Because of the misconceptions in the early days of researching and treating HIV, government policy makers were not quick to respond. That was because of the stigma attached to gay people in United States at the time: “one of the problems is that it was in a population that is generally disenfranchised; there is a lot of stigma associated with the disease,” Fauci said. But as HIV/AIDS turned into a global pandemic and as it came to be better understood, the scientists and policy makers realized it was predominantly transmitted by heterosexuals, he said.

Also, he added, many governments were somewhat complacent about the disease because they didn’t realize the wider effects it would have on the community. “I don’t think early on…it got the attention that it should have.”
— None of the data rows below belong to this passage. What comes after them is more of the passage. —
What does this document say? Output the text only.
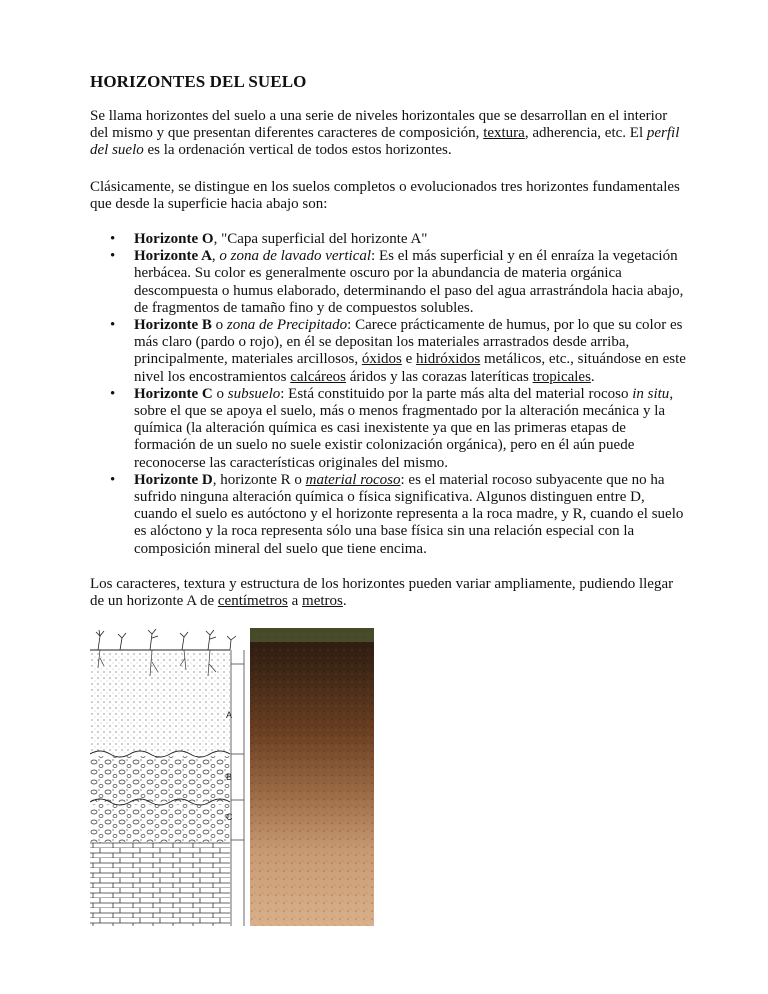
HORIZONTES DEL SUELO

Se llama horizontes del suelo a una serie de niveles horizontales que se desarrollan en el interior del mismo y que presentan diferentes caracteres de composición, textura, adherencia, etc. El perfil del suelo es la ordenación vertical de todos estos horizontes.

Clásicamente, se distingue en los suelos completos o evolucionados tres horizontes fundamentales que desde la superficie hacia abajo son:

• Horizonte O, "Capa superficial del horizonte A"
• Horizonte A, o zona de lavado vertical: Es el más superficial y en él enraíza la vegetación herbácea. Su color es generalmente oscuro por la abundancia de materia orgánica descompuesta o humus elaborado, determinando el paso del agua arrastrándola hacia abajo, de fragmentos de tamaño fino y de compuestos solubles.
• Horizonte B o zona de Precipitado: Carece prácticamente de humus, por lo que su color es más claro (pardo o rojo), en él se depositan los materiales arrastrados desde arriba, principalmente, materiales arcillosos, óxidos e hidróxidos metálicos, etc., situándose en este nivel los encostramientos calcáreos áridos y las corazas lateríticas tropicales.
• Horizonte C o subsuelo: Está constituido por la parte más alta del material rocoso in situ, sobre el que se apoya el suelo, más o menos fragmentado por la alteración mecánica y la química (la alteración química es casi inexistente ya que en las primeras etapas de formación de un suelo no suele existir colonización orgánica), pero en él aún puede reconocerse las características originales del mismo.
• Horizonte D, horizonte R o material rocoso: es el material rocoso subyacente que no ha sufrido ninguna alteración química o física significativa. Algunos distinguen entre D, cuando el suelo es autóctono y el horizonte representa a la roca madre, y R, cuando el suelo es alóctono y la roca representa sólo una base física sin una relación especial con la composición mineral del suelo que tiene encima.

Los caracteres, textura y estructura de los horizontes pueden variar ampliamente, pudiendo llegar de un horizonte A de centímetros a metros.

A
B
C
The pandemic would go on to have a greater effect on poorer parts of the world, like sub-Saharan Africa, where millions of people have died of AIDS and millions more live with the disease.

Fauci talked about the progress made by the world community in responding to HIV/AIDS. Scientists isolated the virus. They developed drugs to deal with it. And, he said, "We have had important breakthroughs in the arena of prevention. If you bring down the viral load in people who you are treating, you can decrease the likelihood that they will infect other people."

His own work continues, and he has been recognized for making important contributions to the scientific community’s understanding of how AIDS destroys the body’s defenses, making it susceptible to deadly infections, and for developing therapy for people living HIV/AIDS.